Chess, after all, is still a game dominated by men.

And Polgar hopes that the girls, who have traveled here from all over the country, will return to their home states as ambassadors for women in chess.

It’s a role that many of the tournament participants — ranging in age from 6 to 18 — are likely unaware they are playing.

Polgar, who recently moved her Susan Polgar Institute for Chess Excellence to Webster from Texas Tech University, has long been a pioneer for women in the game.

She grew up hearing that women couldn’t compete at the same level as men because their brains weren’t as large.

Still, she became the top-rated female player in the world at age 15, and in 1986 qualified for the Men’s World Championship, only to be rejected because of her gender.

Five years later, Polgar became the first woman to hold the title of grandmaster.

Today about two dozen women have earned that distinction, she said.

“I think we are on track for a huge improvement in my lifetime,” Polgar said.

It may seem strange that a woman who spent most of her chess career vying for equal footing with the opposite sex created a tournament that excludes it.

Polgar is well aware of the irony. As a player, she didn’t favor segregated competition. But that changed when she became a coach, she said.

She recognized that young girls often don’t feel comfortable playing against males.

“It’s a whole different ambience,” Polgar said about female-only competition.

Abdul Shakoor, a single father from Columbus, Ohio, agreed. Shakoor’s daughter Diamond, 11, recently won an elementary district chess championship.
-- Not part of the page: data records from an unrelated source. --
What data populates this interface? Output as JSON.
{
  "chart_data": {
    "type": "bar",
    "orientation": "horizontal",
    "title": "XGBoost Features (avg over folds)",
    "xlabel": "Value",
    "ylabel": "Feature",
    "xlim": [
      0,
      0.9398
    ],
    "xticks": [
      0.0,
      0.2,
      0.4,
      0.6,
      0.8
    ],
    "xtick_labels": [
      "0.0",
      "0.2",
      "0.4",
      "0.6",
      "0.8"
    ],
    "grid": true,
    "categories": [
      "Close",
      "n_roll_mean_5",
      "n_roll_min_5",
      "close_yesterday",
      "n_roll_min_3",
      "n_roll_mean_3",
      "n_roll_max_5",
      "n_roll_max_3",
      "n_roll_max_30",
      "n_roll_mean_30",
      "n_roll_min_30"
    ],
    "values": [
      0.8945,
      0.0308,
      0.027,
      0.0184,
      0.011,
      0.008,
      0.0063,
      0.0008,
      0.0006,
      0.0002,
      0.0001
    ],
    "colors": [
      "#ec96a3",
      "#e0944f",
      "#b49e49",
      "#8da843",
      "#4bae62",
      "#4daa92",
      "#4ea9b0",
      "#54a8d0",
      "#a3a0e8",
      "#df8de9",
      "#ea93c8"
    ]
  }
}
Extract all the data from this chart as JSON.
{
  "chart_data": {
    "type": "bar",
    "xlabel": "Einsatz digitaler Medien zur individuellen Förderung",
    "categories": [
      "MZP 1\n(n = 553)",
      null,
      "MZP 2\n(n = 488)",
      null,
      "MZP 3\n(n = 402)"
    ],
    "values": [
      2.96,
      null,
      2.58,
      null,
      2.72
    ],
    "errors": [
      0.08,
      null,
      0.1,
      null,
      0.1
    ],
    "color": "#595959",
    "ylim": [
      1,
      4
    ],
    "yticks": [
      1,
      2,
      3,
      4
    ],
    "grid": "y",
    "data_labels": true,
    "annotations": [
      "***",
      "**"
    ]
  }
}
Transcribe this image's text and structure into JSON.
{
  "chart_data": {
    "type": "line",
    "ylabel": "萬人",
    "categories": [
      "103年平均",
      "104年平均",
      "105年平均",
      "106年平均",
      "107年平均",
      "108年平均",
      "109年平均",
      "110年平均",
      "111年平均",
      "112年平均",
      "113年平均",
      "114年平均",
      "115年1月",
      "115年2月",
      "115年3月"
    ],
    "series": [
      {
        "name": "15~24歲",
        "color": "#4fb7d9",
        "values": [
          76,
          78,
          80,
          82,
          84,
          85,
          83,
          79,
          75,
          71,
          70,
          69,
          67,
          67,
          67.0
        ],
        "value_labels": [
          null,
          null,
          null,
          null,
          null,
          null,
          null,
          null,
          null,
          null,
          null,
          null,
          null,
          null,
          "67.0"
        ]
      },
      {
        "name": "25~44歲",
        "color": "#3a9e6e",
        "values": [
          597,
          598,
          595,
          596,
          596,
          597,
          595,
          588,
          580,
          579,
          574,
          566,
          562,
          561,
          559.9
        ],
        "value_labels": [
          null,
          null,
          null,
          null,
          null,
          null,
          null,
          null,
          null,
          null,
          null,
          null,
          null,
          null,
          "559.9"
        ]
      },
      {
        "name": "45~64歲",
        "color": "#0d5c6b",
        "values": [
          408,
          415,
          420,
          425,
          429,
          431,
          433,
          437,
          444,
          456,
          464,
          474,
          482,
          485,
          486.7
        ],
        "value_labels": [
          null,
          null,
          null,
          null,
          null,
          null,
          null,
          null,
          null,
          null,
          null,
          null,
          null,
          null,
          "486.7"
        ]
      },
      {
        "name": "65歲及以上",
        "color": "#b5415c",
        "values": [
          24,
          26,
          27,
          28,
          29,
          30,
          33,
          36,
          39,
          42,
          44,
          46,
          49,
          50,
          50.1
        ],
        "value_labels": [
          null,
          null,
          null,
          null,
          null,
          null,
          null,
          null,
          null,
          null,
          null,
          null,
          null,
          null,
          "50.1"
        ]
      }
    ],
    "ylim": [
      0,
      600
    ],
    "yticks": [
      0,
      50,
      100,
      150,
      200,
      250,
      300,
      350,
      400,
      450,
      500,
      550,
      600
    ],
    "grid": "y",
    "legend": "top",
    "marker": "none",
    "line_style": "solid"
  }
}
He said that helped make her a target at other tournaments. In open competition, Shakoor said boys tried to make his daughter cry before matches.

This is Diamond’s third year in the tournament, and were it not for Polgar, she wouldn’t have made it here.

Abdul Shakoor said he had no way to bring his daughter to St. Louis, but Polgar asked another parent driving from New Jersey to pick them up.

Like most of the other players, Diamond Shakoor had long looked up to Polgar.

“They all want to be a grandmaster, just like Susan,” said Melissa Delgado, whose daughter Gisele, 6, was among the youngest at the tournament.

Neither Delgado nor her husband, Joe, plays chess. Their daughter became interested in preschool, said the couple, who are from Corpus Christi, Texas.

And even though they didn’t understand it, they could both see the impact chess has made in Gisele’s life.

It has boosted her confidence, introduced her to new people and helped her academically.

Melissa Delgado partly credited the game for Gisele skipping the first grade.

Locally, you don’t have to look far to see that chess is making headway among young girls.

Margaret Hua, 14, of Ballwin, is the tournament’s second seed. Asked about her chances of winning, Margaret didn’t think they were that good.

“I know a lot of the other players, and they are very good,” she said.

But that might have been a little too humble.

Tony Rich, executive director of the Chess Club and Scholastic Center of St. Louis in the Central West End, remembered when Margaret first visited the club four years ago.

Away from the chessboard, Margaret resembled any other 10-year-old.

“We would have to tell her not to run around the club,” Rich said.

But when Margaret sat down to play, she had tremendous focus and discipline.

Since then, Margaret “has just skyrocketed,” Rich said.

So much so, that when Rich played Margaret in February, Margaret, then 13, beat him.

He still hasn’t gotten over the loss.

“It was really disappointing,” he said.

“She didn’t make any mistakes. I did.”